I have X-ray images and clinical data trying to predict regression problem.
How to custom fast.ai library’s pretrained model able to inject scalar tensor vector after in FC layer after Flatten()?
I’ve modified Resnet34, by guiding from
here http://forums.fast.ai/t/custom-pretrained-model-with-fastai/7896
class ConvnetBuilderRes34():
"""Class representing a convolutional network.
Arguments:
c (int): size of the last layer
is_multi (bool): is multilabel classification
is_reg (bool): is a regression
ps (float): dropout parameter for last layer
"""
def __init__(self,c,is_multi,is_reg,ps=None):
self.c,self.is_multi,self.is_reg = c,is_multi,is_reg
self.ps = ps or 0.5
self.lr_cut = 8
res = resnet34(True)
res.conv1 = nn.Conv2d(1, 64, kernel_size=(7, 7), stride=(2, 2), padding=(3, 3), bias=False)
layers = children(res)[0:8]
layers += [Flatten()]
self.top_model = nn.Sequential(*layers)
fc_layers = self.create_fc_layer(6144, 1, p=None)
self.n_fc = len(fc_layers)
self.fc_model = to_gpu(nn.Sequential(*fc_layers))
apply_init(self.fc_model, kaiming_normal)
self.model = nn.Sequential(*(layers+fc_layers))

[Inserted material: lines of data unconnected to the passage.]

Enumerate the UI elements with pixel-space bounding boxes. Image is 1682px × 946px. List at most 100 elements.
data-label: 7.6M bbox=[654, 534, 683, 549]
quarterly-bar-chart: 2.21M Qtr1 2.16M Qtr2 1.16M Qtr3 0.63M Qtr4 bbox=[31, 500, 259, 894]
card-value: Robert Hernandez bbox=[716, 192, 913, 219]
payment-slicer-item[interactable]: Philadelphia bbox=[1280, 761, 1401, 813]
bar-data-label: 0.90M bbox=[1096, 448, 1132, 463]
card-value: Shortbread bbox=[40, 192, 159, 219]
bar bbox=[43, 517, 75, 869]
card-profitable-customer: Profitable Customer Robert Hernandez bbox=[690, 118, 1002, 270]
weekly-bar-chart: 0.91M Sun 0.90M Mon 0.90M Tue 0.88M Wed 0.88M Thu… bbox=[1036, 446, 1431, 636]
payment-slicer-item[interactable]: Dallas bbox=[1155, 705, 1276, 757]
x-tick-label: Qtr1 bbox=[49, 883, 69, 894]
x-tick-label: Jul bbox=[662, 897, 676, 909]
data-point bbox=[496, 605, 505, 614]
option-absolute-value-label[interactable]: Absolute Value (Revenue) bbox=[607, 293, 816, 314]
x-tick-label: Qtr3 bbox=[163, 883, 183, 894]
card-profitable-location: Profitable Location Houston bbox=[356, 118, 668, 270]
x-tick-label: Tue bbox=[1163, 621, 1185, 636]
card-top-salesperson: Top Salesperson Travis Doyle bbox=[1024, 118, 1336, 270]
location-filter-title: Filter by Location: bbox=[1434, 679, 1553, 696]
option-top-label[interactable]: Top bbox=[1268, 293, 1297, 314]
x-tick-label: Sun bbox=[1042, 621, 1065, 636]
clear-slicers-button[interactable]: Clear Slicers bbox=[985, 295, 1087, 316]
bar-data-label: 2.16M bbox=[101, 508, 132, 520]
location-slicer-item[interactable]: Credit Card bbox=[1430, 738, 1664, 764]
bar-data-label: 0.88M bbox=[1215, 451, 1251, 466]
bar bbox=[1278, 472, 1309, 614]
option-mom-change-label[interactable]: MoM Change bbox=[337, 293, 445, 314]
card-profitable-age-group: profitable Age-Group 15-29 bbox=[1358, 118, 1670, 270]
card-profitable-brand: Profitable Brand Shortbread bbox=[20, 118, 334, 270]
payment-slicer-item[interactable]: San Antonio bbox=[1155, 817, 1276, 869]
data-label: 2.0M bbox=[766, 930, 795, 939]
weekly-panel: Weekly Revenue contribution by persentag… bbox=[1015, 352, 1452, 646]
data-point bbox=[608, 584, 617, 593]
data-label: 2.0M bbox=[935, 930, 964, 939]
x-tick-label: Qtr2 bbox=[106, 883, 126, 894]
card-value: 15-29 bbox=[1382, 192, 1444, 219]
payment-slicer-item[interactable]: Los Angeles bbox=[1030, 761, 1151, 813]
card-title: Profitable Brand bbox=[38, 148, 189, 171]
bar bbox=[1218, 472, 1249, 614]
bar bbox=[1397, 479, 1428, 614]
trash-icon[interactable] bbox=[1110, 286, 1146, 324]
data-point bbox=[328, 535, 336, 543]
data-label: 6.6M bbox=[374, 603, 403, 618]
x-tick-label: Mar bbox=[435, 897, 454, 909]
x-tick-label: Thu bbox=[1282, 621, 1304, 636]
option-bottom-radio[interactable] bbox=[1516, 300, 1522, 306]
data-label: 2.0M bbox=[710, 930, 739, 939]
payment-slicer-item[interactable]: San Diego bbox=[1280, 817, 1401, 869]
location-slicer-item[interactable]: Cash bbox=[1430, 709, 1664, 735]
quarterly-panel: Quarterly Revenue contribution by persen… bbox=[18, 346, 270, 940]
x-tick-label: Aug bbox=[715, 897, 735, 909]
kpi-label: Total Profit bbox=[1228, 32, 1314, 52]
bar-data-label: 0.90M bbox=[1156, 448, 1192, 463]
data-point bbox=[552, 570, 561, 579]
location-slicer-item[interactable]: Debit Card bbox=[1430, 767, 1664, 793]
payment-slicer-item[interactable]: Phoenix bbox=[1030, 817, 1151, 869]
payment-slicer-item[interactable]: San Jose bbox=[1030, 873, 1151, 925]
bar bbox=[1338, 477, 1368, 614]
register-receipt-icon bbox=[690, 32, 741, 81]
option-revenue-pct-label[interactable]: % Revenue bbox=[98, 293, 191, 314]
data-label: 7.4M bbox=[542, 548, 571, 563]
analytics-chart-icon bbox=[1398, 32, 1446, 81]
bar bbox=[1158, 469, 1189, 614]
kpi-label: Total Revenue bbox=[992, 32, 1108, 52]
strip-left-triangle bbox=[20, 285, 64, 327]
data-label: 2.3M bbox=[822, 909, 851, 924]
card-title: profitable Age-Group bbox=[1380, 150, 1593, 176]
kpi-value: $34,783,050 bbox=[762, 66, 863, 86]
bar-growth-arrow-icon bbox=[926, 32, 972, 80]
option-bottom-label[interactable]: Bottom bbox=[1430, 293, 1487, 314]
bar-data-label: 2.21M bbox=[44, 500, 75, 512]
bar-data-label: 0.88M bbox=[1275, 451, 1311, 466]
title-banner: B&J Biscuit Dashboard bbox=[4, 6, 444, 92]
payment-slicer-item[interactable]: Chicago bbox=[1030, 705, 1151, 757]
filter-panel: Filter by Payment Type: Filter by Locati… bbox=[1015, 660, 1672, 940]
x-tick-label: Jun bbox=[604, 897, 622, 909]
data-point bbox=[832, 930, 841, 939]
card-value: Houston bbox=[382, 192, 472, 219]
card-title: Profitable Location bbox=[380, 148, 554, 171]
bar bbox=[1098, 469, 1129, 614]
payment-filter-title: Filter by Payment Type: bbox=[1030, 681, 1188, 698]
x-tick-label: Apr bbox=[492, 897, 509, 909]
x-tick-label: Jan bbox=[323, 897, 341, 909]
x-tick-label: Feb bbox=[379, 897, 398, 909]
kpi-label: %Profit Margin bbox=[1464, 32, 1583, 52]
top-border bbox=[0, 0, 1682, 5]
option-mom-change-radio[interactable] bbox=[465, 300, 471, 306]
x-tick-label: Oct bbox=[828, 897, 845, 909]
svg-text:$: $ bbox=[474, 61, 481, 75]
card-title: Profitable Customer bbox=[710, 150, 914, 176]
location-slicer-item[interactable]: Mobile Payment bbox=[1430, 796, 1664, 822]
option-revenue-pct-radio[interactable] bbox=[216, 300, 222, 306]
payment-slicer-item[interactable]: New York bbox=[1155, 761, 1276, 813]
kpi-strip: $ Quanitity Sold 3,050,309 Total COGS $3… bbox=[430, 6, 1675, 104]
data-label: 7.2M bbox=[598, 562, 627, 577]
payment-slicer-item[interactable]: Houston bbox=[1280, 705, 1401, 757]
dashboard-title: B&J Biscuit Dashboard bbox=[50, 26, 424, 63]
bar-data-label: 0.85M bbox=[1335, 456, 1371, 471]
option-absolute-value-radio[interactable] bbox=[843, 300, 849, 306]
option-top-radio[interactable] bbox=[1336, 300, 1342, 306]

def create_fc_layer(self, ni, nf, p, actn=None):
res=[]
if p: res.append(nn.Dropout(p=p))
res.append(nn.Linear(in_features=ni, out_features=nf))
if actn: res.append(actn())
return res
@property
def name(self): return "Resnet34"
def get_layer_groups(self, do_fc=False):
if do_fc:
m,idxs = self.fc_model,[]
else:
m,idxs = self.model,[self.lr_cut,-self.n_fc]

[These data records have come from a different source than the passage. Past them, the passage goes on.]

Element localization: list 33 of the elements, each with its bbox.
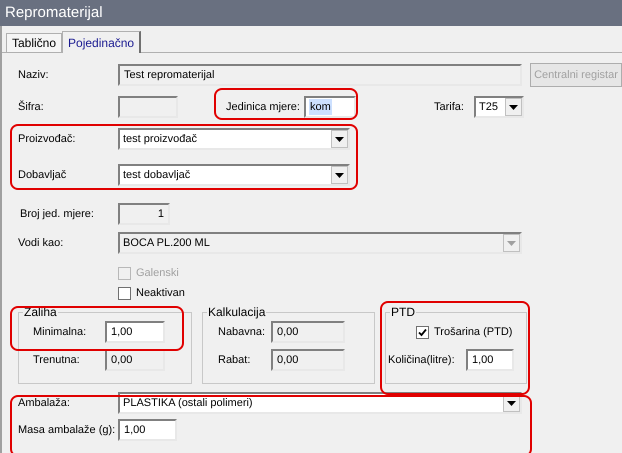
field-label: Nabavna: xyxy=(217,324,266,340)
input-field[interactable]: kom xyxy=(304,96,356,118)
tab[interactable]: Pojedinačno xyxy=(62,31,142,53)
field-label: Rabat: xyxy=(217,352,252,368)
field-label: Dobavljač xyxy=(18,168,68,183)
field-label: Jedinica mjere: xyxy=(226,100,301,115)
window-title: Repromaterijal xyxy=(5,2,103,23)
group-title: PTD xyxy=(390,306,416,319)
field-label: Količina(litre): xyxy=(387,352,456,368)
field-label: Masa ambalaže (g): xyxy=(18,422,116,438)
field-label: Naziv: xyxy=(18,68,50,83)
field-label: Broj jed. mjere: xyxy=(19,206,95,222)
checkbox-label: Neaktivan xyxy=(136,286,185,301)
field-label: Trenutna: xyxy=(32,352,81,368)
input-field[interactable]: 1,00 xyxy=(466,349,514,371)
field-label: Šifra: xyxy=(18,99,45,115)
group-title: Zaliha xyxy=(23,306,58,319)
checkbox-label: Galenski xyxy=(136,266,179,281)
field-label: Tarifa: xyxy=(434,100,465,115)
group-title: Kalkulacija xyxy=(207,306,266,319)
dropdown[interactable]: test dobavljač xyxy=(118,164,350,186)
field-label: Vodi kao: xyxy=(18,236,64,251)
checkbox-label: Trošarina (PTD) xyxy=(434,324,512,340)
dropdown[interactable]: T25 xyxy=(474,96,524,118)
field-label: Minimalna: xyxy=(32,324,88,340)
field-label: Ambalaža: xyxy=(18,396,71,411)
input-field[interactable]: 1,00 xyxy=(105,321,165,343)
checkbox[interactable] xyxy=(416,326,429,338)
dropdown[interactable]: test proizvođač xyxy=(118,128,350,150)
checkbox[interactable] xyxy=(118,286,131,300)
field-label: Proizvođač: xyxy=(18,132,76,147)
tab[interactable]: Tablično xyxy=(6,33,62,52)
input-field[interactable]: 1,00 xyxy=(118,419,177,441)
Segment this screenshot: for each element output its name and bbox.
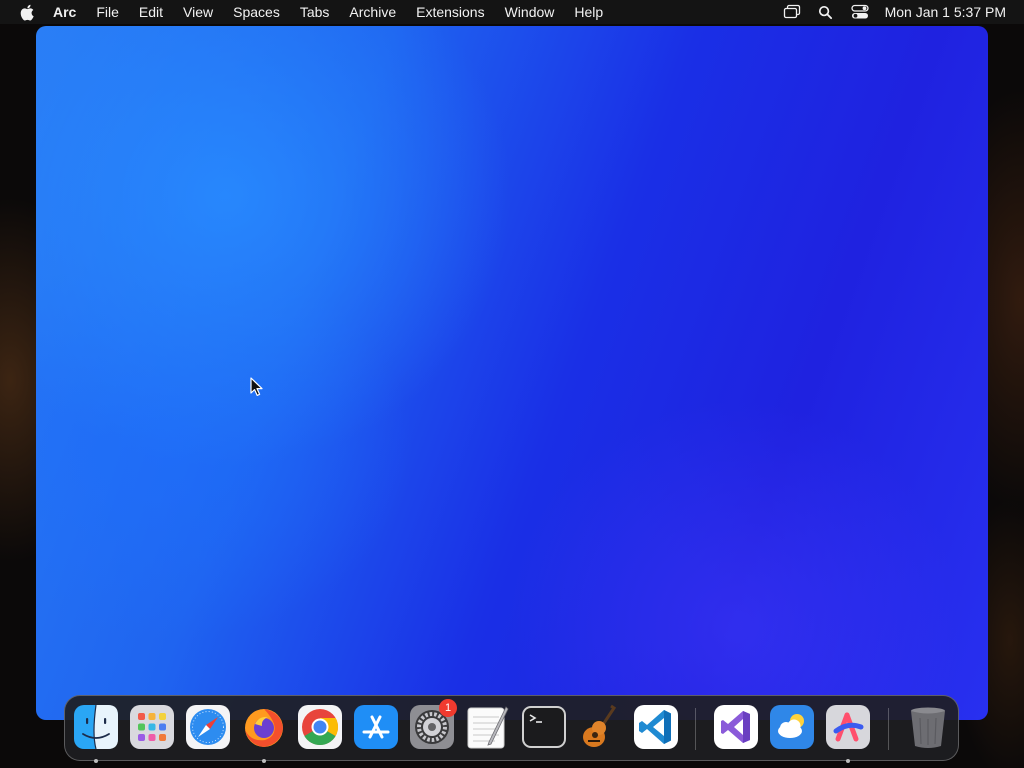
- chrome-icon: [298, 705, 342, 749]
- dock-separator: [695, 708, 696, 750]
- dock-arc[interactable]: [825, 704, 871, 763]
- menu-help[interactable]: Help: [564, 0, 613, 24]
- dock-launchpad[interactable]: [129, 704, 175, 750]
- menu-spaces[interactable]: Spaces: [223, 0, 290, 24]
- safari-icon: [186, 705, 230, 749]
- menu-view[interactable]: View: [173, 0, 223, 24]
- running-indicator: [262, 759, 266, 763]
- dock-textedit[interactable]: [465, 704, 511, 750]
- dock-terminal[interactable]: [521, 704, 567, 750]
- dock-firefox[interactable]: [241, 704, 287, 763]
- arc-browser-window[interactable]: [36, 26, 988, 720]
- visual-studio-icon: [714, 705, 758, 749]
- dock-vscode[interactable]: [633, 704, 679, 750]
- dock: 1: [64, 695, 959, 763]
- menu-archive[interactable]: Archive: [339, 0, 406, 24]
- screen-mirroring-icon[interactable]: [783, 4, 801, 20]
- menu-window[interactable]: Window: [495, 0, 565, 24]
- dock-finder[interactable]: [73, 704, 119, 763]
- textedit-icon: [467, 706, 509, 749]
- spotlight-search-icon[interactable]: [817, 4, 835, 20]
- menu-bar: Arc File Edit View Spaces Tabs Archive E…: [0, 0, 1024, 24]
- dock-safari[interactable]: [185, 704, 231, 750]
- dock-separator: [888, 708, 889, 750]
- dock-chrome[interactable]: [297, 704, 343, 750]
- finder-icon: [74, 704, 118, 750]
- firefox-icon: [245, 709, 283, 747]
- control-center-icon[interactable]: [850, 4, 869, 20]
- dock-trash[interactable]: [905, 704, 951, 750]
- dock-system-settings[interactable]: 1: [409, 699, 457, 750]
- running-indicator: [94, 759, 98, 763]
- menu-file[interactable]: File: [86, 0, 129, 24]
- menu-app-name[interactable]: Arc: [47, 0, 86, 24]
- app-store-icon: [354, 705, 398, 749]
- trash-icon: [911, 707, 945, 748]
- apple-menu-icon[interactable]: [20, 4, 34, 20]
- dock-garageband[interactable]: [577, 704, 623, 750]
- menubar-clock[interactable]: Mon Jan 1 5:37 PM: [885, 4, 1006, 20]
- dock-weather[interactable]: [769, 704, 815, 750]
- menu-tabs[interactable]: Tabs: [290, 0, 340, 24]
- vscode-icon: [634, 705, 678, 749]
- arc-browser-icon: [826, 705, 870, 749]
- menu-edit[interactable]: Edit: [129, 0, 173, 24]
- running-indicator: [846, 759, 850, 763]
- weather-icon: [770, 705, 814, 749]
- terminal-icon: [522, 706, 566, 748]
- dock-visual-studio[interactable]: [713, 704, 759, 750]
- menu-extensions[interactable]: Extensions: [406, 0, 494, 24]
- mouse-pointer-icon: [250, 377, 264, 397]
- notification-badge: 1: [439, 699, 457, 717]
- launchpad-icon: [130, 705, 174, 749]
- garageband-icon: [583, 704, 617, 747]
- dock-app-store[interactable]: [353, 704, 399, 750]
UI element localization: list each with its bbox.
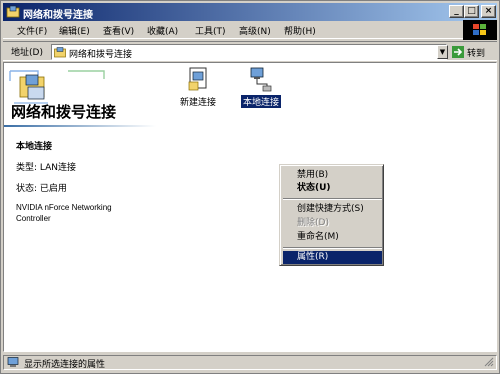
connection-type: 类型: LAN连接 — [16, 163, 77, 173]
menu-item-rename[interactable]: 重命名(M) — [283, 231, 382, 244]
resize-grip-icon[interactable] — [484, 357, 494, 367]
explorer-window: 网络和拨号连接 _ □ × 文件(F) 编辑(E) 查看(V) 收藏(A) 工具… — [0, 0, 500, 374]
menu-advanced[interactable]: 高级(N) — [239, 24, 271, 37]
close-button[interactable]: × — [481, 5, 496, 18]
windows-logo-icon — [463, 20, 497, 40]
network-connections-icon — [9, 70, 105, 104]
new-connection-icon — [188, 67, 207, 91]
menu-tools[interactable]: 工具(T) — [195, 24, 226, 37]
menu-item-create-shortcut[interactable]: 创建快捷方式(S) — [283, 203, 382, 216]
address-bar: 地址(D) 网络和拨号连接 ▼ 转到 — [3, 41, 497, 61]
context-menu: 禁用(B) 状态(U) 创建快捷方式(S) 删除(D) 重命名(M) 属性(R) — [279, 164, 384, 266]
new-connection-item[interactable]: 新建连接 — [176, 66, 220, 108]
menu-help[interactable]: 帮助(H) — [284, 24, 316, 37]
go-button[interactable]: 转到 — [450, 44, 496, 60]
new-connection-label: 新建连接 — [179, 98, 216, 108]
content-pane[interactable]: 网络和拨号连接 本地连接 类型: LAN连接 状态: 已启用 NVIDIA nF… — [3, 62, 497, 352]
menu-item-delete[interactable]: 删除(D) — [283, 217, 382, 230]
selected-connection-name: 本地连接 — [16, 142, 53, 152]
local-area-connection-item[interactable]: 本地连接 — [239, 66, 283, 108]
menu-view[interactable]: 查看(V) — [103, 24, 134, 37]
local-area-connection-label: 本地连接 — [240, 95, 281, 108]
menu-item-properties[interactable]: 属性(R) — [283, 251, 382, 264]
info-panel: 网络和拨号连接 本地连接 类型: LAN连接 状态: 已启用 NVIDIA nF… — [4, 63, 156, 351]
address-dropdown-button[interactable]: ▼ — [437, 45, 448, 59]
network-folder-icon — [54, 47, 66, 58]
menu-bar: 文件(F) 编辑(E) 查看(V) 收藏(A) 工具(T) 高级(N) 帮助(H… — [3, 22, 497, 39]
address-value: 网络和拨号连接 — [69, 50, 133, 60]
menu-item-status[interactable]: 状态(U) — [283, 182, 382, 195]
menu-item-disable[interactable]: 禁用(B) — [283, 169, 382, 182]
status-text: 显示所选连接的属性 — [24, 360, 106, 370]
panel-title: 网络和拨号连接 — [11, 103, 117, 121]
status-field: 显示所选连接的属性 — [3, 355, 497, 370]
maximize-button[interactable]: □ — [464, 5, 479, 18]
device-name: NVIDIA nForce Networking Controller — [16, 203, 112, 223]
network-folder-icon — [6, 5, 20, 18]
address-input[interactable]: 网络和拨号连接 — [51, 44, 447, 60]
minimize-button[interactable]: _ — [449, 5, 464, 18]
local-area-connection-icon — [250, 67, 272, 92]
window-title: 网络和拨号连接 — [23, 10, 93, 21]
menu-separator — [283, 198, 382, 200]
menu-separator — [283, 247, 382, 249]
connection-status: 状态: 已启用 — [16, 184, 67, 194]
menu-file[interactable]: 文件(F) — [17, 24, 47, 37]
menu-favorites[interactable]: 收藏(A) — [147, 24, 178, 37]
go-arrow-icon — [452, 46, 464, 58]
menu-edit[interactable]: 编辑(E) — [59, 24, 90, 37]
status-bar: 显示所选连接的属性 — [3, 354, 497, 371]
title-bar[interactable]: 网络和拨号连接 _ □ × — [3, 3, 497, 21]
computer-icon — [7, 357, 19, 367]
address-label: 地址(D) — [11, 48, 43, 58]
panel-divider — [4, 125, 156, 127]
go-label: 转到 — [467, 49, 486, 59]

lgs = list(split_by_idxs(children(m),idxs))
return lgs
and
class ConvLearnerRes34(ConvLearner):
@classmethod
def pretrained(cls, data, ps=None, **kwargs):
model = ConvnetBuilderRes34(data.c, data.is_multi, data.is_reg)
return cls(data,model,**kwargs)
# redefining freeze to freeze everything but last layer
def freeze(self):
layers = children(self.model)
n = len(layers)
for l in layers:
l.trainable=False
for p in l.parameters(): p.requires_grad=False
l = layers[n-1]
l.trainable=True
for p in l.parameters(): p.requires_grad=True
def unfreeze_prev_layer(self):
layers = children(self.model)
l = layers[9]
l.trainable=True
for p in l.parameters(): p.requires_grad=True
Now I’m able to train 1channel Gray X-ray image and output as regression. If I would like to add a clinical data, such as age, sex,… etc after Flatten(), how can I do?
Do I need to create another Pytorch module? Where to feed it?